Transport Minister Chadchart Suttipunt said the entire runway was reopened at 8.10pm.
Grp Cpt Samai Chanthon, deputy general-manager of the airport, said the reopening came hours after Thai Airways International had hauled its damaged Airbus A330-300 from the crash site.
The reopening of the runway was postponed three times from 6am of Wednesday to noon and then 6pm before it was cleared for safety.
The delay was due to heavy rain on Tuesday night which obstructed attempts to haul off the aircraft.

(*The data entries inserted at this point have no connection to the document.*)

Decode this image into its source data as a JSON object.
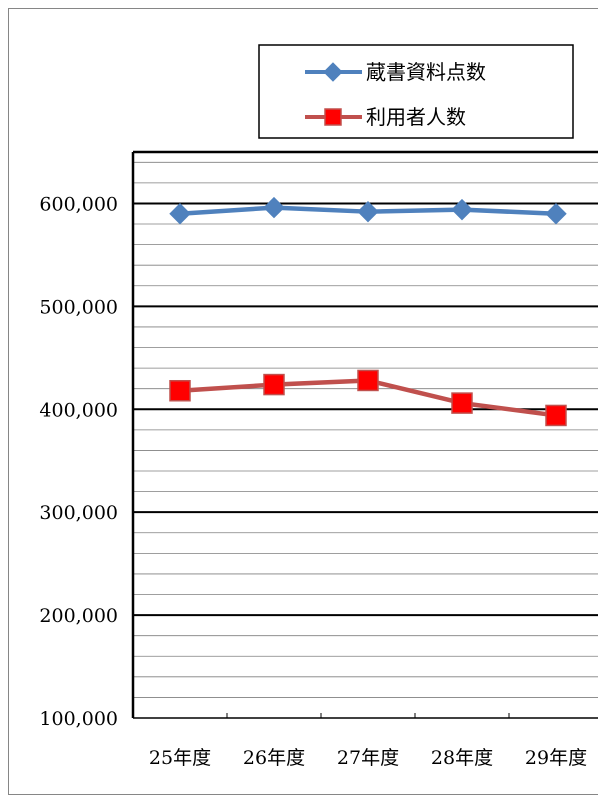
{
  "chart_data": {
    "type": "line",
    "categories": [
      "25年度",
      "26年度",
      "27年度",
      "28年度",
      "29年度"
    ],
    "series": [
      {
        "name": "蔵書資料点数",
        "values": [
          590000,
          596000,
          592000,
          594000,
          590000
        ],
        "color": "#4F81BD",
        "marker": "diamond"
      },
      {
        "name": "利用者人数",
        "values": [
          418000,
          424000,
          428000,
          406000,
          394000
        ],
        "color": "#C0504D",
        "marker_fill": "#FF0000",
        "marker": "square"
      }
    ],
    "y_ticks": [
      "100,000",
      "200,000",
      "300,000",
      "400,000",
      "500,000",
      "600,000"
    ],
    "ylim": [
      100000,
      650000
    ],
    "y_major_step": 100000,
    "y_minor_step": 20000,
    "grid": true,
    "legend_position": "top-right"
  }
}
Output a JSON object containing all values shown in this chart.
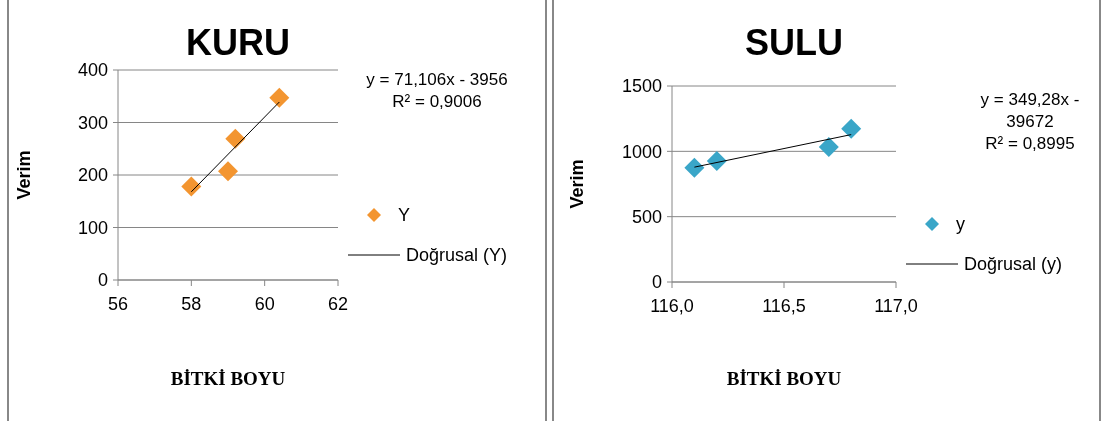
{
  "chart_data": [
    {
      "type": "scatter",
      "title": "KURU",
      "xlabel": "BİTKİ BOYU",
      "ylabel": "Verim",
      "xlim": [
        56,
        62
      ],
      "xticks": [
        56,
        58,
        60,
        62
      ],
      "ylim": [
        0,
        400
      ],
      "yticks": [
        0,
        100,
        200,
        300,
        400
      ],
      "grid": "y",
      "legend": "right",
      "annotations": [
        "y = 71,106x - 3956",
        "R² = 0,9006"
      ],
      "series": [
        {
          "name": "Y",
          "marker": "diamond",
          "color": "#f39530",
          "x": [
            58.0,
            59.0,
            59.2,
            60.4
          ],
          "values": [
            178,
            207,
            269,
            347
          ]
        },
        {
          "name": "Doğrusal (Y)",
          "type": "line",
          "color": "#000000",
          "x": [
            58.0,
            60.4
          ],
          "values": [
            168,
            339
          ]
        }
      ]
    },
    {
      "type": "scatter",
      "title": "SULU",
      "xlabel": "BİTKİ BOYU",
      "ylabel": "Verim",
      "xlim": [
        116,
        117
      ],
      "xticks": [
        {
          "value": 116,
          "label": "116,0"
        },
        {
          "value": 116.5,
          "label": "116,5"
        },
        {
          "value": 117,
          "label": "117,0"
        }
      ],
      "ylim": [
        0,
        1500
      ],
      "yticks": [
        0,
        500,
        1000,
        1500
      ],
      "grid": "y",
      "legend": "right",
      "annotations": [
        "y = 349,28x - 39672",
        "R² = 0,8995"
      ],
      "series": [
        {
          "name": "y",
          "marker": "diamond",
          "color": "#3aa6c8",
          "x": [
            116.1,
            116.2,
            116.7,
            116.8
          ],
          "values": [
            875,
            926,
            1033,
            1173
          ]
        },
        {
          "name": "Doğrusal (y)",
          "type": "line",
          "color": "#000000",
          "x": [
            116.1,
            116.8
          ],
          "values": [
            879,
            1128
          ]
        }
      ]
    }
  ]
}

THAI officials successfully moved the plane out of the spot to a temporary parking space at 3.30pm to clear the way for cleaners and officials on their final check of the runway for use. They used air floatation equipment to lift and salvage the aircraft.
Half of the runway had been closed since THAI flight TG679 from Guangzhou, China, skidded off the runway on Sunday night, injuring 14 passengers. The flight carried 287 passengers, most of them Chinese tourists, and 14 air crew.
Only small aircraft had been allowed to use the eastern runway since Sunday night. The closure delayed at least 1,000 flights.
Initial investigations blamed defective right landing gear for the accident but seperate inquiries by the national carrier and the Department of Civil Aviation are still looking into the cause of the crash.
The department will send the jet's black box to Airbus in Toulouse, France, or its office in Singapore to find out what happened on that night, leading to the crash after the aircraft landed and taxied for 1km before skidding off the runway.
The crash damaged a 1.6 km-long stretch of the runway surface. It was repaired on Monday but was ruled unsafe to use until the plane was towed to a parking spot.
Airports of Thailand Plc estimate damages to the runway at 1 million baht.